The new law “is already dramatically infringing upon Smart & Safe’s core speech,” lawyers for the marijuana proposal’s sponsor wrote.
Out-of-state petition firms “already are luring” workers from Florida, including many who “have left or will soon leave” the state and are fearful of the “punitive impact” of the new law, the lawyers argued.
Another controversial part of the law shortens from 30 to 10 days the length of time for completed petitions to be submitted to supervisors of elections and increases penalties for late-filed petitions. Sponsors face $50-a-day fines for each petition that is turned in late and up to $2,500-a-day fines for “willful” violations of the time restriction. Completed petitions must be turned into supervisors of elections offices in the county where the voter resides, regardless of where they were signed.
The 30-day deadline allowed Smart & Safe Florida to employ “quality controls,” such as flagging incomplete or defective petitions and segregating them to make the validation process more efficient for elections officials and to help address allegations of fraudulent submissions and penalties.
“Mandating an arbitrary and severely truncated delivery deadline has nothing to do with protecting ballot integrity” and “sets sponsors up for failure because it creates unreasonable constraints on the petition gathering process and renders any meaningful quality control impossible — leading to invalidity rates, errors, and subsequent punitive fines,” the committee’s lawyers wrote.
Smart & Safe Florida also is gearing up to sponsor a second proposal for the 2026 ballot that would allow medical-marijuana patients and their caregivers to grow their own cannabis, according to the court documents.
The committee submitted a “Home Cultivation of Medical Marijuana” proposal to the Department of State on Thursday, an email from Burhans to the state Division of Elections showed.
The legal challenge also targets part of the new law that prohibits sponsors from backing more than one amendment.

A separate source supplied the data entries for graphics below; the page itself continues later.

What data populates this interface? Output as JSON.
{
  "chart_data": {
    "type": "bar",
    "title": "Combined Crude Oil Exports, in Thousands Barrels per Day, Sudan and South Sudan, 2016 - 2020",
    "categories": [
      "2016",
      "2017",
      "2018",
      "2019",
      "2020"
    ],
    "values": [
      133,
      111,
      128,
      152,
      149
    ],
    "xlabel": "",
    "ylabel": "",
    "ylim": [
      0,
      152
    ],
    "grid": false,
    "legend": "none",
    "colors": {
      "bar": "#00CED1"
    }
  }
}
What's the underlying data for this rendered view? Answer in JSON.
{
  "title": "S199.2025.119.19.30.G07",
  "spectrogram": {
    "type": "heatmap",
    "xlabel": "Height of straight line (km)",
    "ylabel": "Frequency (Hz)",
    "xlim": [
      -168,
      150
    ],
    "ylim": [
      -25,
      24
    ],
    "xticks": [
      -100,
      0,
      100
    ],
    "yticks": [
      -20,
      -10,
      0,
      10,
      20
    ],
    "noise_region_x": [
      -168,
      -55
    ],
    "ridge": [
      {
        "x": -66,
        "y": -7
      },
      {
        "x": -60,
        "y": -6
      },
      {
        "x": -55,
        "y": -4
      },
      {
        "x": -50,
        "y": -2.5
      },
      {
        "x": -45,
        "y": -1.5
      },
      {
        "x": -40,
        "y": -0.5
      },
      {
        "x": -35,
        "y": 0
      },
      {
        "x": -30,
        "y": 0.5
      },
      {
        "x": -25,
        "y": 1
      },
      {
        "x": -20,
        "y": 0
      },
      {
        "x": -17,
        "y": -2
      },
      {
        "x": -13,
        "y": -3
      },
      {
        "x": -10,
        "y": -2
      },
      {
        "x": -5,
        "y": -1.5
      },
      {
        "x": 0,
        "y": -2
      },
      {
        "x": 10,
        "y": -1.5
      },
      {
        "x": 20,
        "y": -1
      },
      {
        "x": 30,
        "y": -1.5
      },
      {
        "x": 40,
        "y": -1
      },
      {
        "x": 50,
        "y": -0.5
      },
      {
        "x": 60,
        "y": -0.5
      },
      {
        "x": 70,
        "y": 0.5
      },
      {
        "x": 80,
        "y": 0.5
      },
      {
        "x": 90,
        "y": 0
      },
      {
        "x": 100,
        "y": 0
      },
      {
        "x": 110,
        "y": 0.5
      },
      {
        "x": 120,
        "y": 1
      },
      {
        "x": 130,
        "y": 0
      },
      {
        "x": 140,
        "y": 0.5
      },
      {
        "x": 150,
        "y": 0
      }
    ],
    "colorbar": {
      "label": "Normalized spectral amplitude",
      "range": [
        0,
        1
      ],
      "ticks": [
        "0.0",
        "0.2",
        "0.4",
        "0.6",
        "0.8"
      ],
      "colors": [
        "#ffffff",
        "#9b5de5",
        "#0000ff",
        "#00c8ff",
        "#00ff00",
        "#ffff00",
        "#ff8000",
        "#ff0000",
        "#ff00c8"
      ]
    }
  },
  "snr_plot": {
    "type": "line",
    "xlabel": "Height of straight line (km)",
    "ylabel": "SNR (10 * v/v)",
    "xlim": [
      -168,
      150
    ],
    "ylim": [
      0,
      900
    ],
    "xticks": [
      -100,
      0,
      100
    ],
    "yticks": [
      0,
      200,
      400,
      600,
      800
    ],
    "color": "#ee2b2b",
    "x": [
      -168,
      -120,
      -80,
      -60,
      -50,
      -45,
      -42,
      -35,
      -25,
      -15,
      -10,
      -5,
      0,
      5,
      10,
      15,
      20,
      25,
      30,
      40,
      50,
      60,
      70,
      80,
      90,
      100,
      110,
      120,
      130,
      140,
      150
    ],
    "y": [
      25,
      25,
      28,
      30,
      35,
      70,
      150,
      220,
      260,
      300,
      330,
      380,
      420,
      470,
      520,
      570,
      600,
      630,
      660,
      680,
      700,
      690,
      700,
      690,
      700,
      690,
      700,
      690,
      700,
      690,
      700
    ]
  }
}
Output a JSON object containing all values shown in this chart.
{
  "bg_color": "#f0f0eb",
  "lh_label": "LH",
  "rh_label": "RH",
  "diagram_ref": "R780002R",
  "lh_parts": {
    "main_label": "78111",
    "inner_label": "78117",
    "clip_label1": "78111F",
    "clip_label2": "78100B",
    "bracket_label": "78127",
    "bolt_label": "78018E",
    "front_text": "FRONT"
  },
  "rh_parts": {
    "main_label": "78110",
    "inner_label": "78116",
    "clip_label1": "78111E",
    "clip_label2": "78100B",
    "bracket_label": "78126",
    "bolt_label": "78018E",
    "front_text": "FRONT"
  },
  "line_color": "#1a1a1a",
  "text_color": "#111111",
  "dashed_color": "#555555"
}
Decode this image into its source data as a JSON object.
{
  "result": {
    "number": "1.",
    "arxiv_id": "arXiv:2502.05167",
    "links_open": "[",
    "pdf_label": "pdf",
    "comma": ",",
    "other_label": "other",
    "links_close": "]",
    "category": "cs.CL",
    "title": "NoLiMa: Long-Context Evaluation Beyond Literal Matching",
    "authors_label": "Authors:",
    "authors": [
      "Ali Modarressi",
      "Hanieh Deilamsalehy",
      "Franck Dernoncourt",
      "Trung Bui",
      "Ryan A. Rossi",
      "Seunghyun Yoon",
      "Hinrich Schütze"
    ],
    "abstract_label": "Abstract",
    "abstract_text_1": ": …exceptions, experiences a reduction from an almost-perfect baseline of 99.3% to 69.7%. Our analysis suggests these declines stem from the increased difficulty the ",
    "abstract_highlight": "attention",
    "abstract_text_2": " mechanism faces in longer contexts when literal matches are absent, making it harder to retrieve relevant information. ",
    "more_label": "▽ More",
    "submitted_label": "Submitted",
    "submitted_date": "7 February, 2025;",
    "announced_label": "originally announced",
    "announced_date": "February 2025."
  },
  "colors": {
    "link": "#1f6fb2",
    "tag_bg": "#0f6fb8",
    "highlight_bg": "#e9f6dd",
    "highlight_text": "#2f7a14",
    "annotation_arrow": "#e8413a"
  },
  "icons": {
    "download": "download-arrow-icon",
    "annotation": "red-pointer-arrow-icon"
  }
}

The law does not specify if sponsors can only back one proposal at a time or if the single-proposal restriction lasts forever.
“Not only is this an outright ban on core political speech bearing zero relation to ballot integrity, the provision is vague and ambiguous,” Smart & Safe Florida’s lawyers argued.
As of Monday, Smart & Safe had submitted 218,983 valid signatures for the recreational-marijuana proposal — just shy of the 220,000 signatures needed to trigger a financial impact statement and Florida Supreme Court review of the measure. The committee needs to submit roughly 880,000 signatures by Feb. 1 to make it on the 2026 ballot. The group is eyeing the 2028 ballot if the proposal fails to get before voters next year, according to court documents.
Lawyers for the committee are asking Walker to find that the law is unconstitutional and block state and local officials from enforcing it.